19. Os sapatos
Não sem um sorriso, sempre que tirava a
caixa onde estavam guardados os seus melhores sapatos, azuis escuros, de
camurça aveludada, Avelino olhou para eles, tirou-lhes os papelões que lhe
mantinham o formato e calçou-os.
Era um dia importante, o baptizado da
filha de Sebastião e Preciosa, e onde os padrinhos seriam Ludo e Mabilde, a
esposa de Avelino, deixando-o de fora assim como Teo.
Todos concordaram, não podia a criança
ter tantos padrinhos e madrinhas e assim estava reposta a amizade entre todos,
embora, Preciosa fosse quem mais insistisse nesta solução, no fundo, dos dois
amigos do marido, Avelino era o que menos gostava e ia-se transformando pouco a
pouco em silêncio entre ambos e num respeito surdo impeditivo de gracejos.
Afinal Pituca, vivia com o sobrinho e mesmo que se esforçasse, um resistente
odiozinho tinha-se instalado nela.
Um dia Avelino disse-lhe:
- Prima...
- Somos de família há tempo insuficiente
para me tratares assim. Chamo-me Preciosa, como sempre.
Desde esse dia, Avelino escolhia as
palavras e embora risse e partilhasse das brincadeiras, com ela, tentava sempre
não se precipitar.
Olhou para os sapatos nos seus pés, no
fato claro que a Primavera já chegaria e trancaria o escuro para os festejos do
Inverno. Viu-se ao espelho.
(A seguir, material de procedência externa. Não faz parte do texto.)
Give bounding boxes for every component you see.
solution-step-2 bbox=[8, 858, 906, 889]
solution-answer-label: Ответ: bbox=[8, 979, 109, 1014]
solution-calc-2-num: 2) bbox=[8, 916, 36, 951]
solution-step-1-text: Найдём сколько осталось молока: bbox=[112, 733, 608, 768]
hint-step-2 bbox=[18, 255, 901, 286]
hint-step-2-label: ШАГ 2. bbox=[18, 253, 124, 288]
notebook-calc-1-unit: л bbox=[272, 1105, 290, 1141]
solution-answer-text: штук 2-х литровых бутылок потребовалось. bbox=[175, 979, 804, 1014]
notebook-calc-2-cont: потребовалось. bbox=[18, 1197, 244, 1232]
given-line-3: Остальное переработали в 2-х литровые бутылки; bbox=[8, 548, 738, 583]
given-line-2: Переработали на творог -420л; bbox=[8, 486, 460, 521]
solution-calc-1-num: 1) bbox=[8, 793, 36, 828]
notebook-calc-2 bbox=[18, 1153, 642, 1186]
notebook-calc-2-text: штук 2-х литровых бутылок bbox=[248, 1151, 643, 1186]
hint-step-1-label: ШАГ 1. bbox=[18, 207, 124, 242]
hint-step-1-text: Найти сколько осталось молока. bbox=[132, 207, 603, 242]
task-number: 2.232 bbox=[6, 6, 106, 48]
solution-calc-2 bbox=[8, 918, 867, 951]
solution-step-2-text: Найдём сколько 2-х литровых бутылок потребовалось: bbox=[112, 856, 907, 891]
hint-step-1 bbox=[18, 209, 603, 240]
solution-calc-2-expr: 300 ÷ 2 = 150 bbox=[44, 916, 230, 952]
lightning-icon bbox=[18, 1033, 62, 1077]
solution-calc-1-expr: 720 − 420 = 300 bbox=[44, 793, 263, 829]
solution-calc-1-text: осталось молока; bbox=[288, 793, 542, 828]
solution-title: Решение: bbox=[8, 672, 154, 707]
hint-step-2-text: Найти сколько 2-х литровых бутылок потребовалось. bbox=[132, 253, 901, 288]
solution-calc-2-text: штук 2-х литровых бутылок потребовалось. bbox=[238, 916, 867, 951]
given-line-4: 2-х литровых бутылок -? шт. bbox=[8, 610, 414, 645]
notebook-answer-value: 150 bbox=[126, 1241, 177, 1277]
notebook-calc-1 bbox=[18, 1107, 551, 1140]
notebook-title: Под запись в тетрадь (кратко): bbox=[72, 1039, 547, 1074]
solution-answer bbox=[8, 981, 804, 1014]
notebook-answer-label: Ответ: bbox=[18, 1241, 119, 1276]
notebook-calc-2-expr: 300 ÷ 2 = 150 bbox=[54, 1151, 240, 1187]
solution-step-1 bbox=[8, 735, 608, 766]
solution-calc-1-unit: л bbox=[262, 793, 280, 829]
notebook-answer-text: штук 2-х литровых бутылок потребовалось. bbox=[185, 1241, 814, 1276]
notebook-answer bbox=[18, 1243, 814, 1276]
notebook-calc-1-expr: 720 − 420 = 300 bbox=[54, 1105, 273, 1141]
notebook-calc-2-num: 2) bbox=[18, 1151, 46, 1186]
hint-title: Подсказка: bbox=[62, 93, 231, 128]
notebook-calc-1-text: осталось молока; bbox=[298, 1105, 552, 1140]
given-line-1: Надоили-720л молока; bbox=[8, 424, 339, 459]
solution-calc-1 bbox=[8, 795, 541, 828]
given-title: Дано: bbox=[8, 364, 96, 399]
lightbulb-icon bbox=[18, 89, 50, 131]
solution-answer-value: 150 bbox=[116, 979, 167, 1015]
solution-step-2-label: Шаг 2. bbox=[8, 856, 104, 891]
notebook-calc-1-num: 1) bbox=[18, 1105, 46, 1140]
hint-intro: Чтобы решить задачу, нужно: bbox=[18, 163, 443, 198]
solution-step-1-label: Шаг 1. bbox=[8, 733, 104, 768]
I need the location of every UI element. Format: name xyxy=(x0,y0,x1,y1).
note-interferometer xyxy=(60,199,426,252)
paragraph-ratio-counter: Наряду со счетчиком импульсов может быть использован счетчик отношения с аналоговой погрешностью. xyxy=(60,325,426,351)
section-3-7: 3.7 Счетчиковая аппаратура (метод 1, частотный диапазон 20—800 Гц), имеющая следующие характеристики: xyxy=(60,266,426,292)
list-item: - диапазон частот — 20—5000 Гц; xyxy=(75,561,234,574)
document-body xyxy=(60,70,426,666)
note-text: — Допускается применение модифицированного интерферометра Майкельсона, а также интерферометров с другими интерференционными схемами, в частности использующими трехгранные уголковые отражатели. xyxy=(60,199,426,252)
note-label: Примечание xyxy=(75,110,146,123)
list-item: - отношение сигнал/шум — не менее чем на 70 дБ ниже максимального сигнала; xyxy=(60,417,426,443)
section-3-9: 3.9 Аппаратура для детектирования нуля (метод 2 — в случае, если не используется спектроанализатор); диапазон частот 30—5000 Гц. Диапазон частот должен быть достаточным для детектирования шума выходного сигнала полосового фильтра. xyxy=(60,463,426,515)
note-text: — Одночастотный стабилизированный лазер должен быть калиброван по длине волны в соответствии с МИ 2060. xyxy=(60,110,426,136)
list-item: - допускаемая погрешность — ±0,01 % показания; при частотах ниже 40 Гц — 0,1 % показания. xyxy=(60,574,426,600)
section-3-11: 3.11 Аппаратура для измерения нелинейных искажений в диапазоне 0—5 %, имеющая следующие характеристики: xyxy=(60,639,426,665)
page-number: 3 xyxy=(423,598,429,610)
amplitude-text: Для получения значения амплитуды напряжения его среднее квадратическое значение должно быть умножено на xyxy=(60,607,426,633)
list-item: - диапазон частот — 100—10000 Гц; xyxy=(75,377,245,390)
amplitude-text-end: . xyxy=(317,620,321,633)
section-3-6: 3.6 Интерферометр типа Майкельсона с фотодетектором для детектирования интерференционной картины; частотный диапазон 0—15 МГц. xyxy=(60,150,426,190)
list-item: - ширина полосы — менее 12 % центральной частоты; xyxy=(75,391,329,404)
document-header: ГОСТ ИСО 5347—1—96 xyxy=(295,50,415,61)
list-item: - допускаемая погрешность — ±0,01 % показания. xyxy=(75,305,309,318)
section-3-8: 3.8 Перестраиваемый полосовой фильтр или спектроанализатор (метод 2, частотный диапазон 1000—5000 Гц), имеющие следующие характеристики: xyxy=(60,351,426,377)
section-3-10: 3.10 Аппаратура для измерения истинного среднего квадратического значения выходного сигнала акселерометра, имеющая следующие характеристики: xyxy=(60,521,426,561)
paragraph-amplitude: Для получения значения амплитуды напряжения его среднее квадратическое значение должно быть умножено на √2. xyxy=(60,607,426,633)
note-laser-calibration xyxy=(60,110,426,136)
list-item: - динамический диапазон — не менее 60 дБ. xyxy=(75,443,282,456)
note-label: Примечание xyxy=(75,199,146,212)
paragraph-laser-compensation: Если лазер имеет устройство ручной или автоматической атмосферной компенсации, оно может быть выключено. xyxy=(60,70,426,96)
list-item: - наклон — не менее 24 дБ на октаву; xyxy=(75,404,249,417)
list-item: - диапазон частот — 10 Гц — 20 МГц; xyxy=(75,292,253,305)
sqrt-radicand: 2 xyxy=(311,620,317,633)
Faltava a gravata pendurada e o nó do pescoço, mas
isso seria Mabilde a fazê-lo, por isso, enquanto ela estava na casa de banho
maquilhando-se, bateu à porta e sem abrir disse-lhe:
- Tens que me dar o nó da gravata.
- Já vou amor, estou quase.
Avelino sentou-se na cama, olhou os
sapatos e recordou a morte do tio José Boavida.
Foi a tia que o vestiu com a ajuda de
uma amiga e ele apenas o ia virando, depois de o terem lavado com uma esponja, lhe
terem feito a barba e até, imaginem, lhe terem cortado as unhas dos pés.
- Ajuda aqui.
Avelino colocou-o de lado para lhe
vestirem uma camisa, calças perna a perna, meias e gravata azul. Colocaram-lhe
os óculos, juntaram-lhe as mãos e conseguiram meter-lhe na boca os dentes
postiços.
Parecia um noivo adormecido. Penteado e limpo, mas quando a tia
apareceu com os sapatos achou que estavam velhos e usados.
- Avelino, vai lá acima à Rua do
Comércio, à sapataria do Lino e compra um par de sapatos novos para calçarmos
ao tio. Diz-lhe que a tia depois faz contas com ele.
Avelino, necessitado de sair daí,
aproveitou e foi comprar uns sapatos ao tio morto.
Tinha estado, durante os
dias em que chegou o internamento do Tio Zé, pelas manhãs perdendo-se num
gastar de tempo, até chegar a hora das visitas.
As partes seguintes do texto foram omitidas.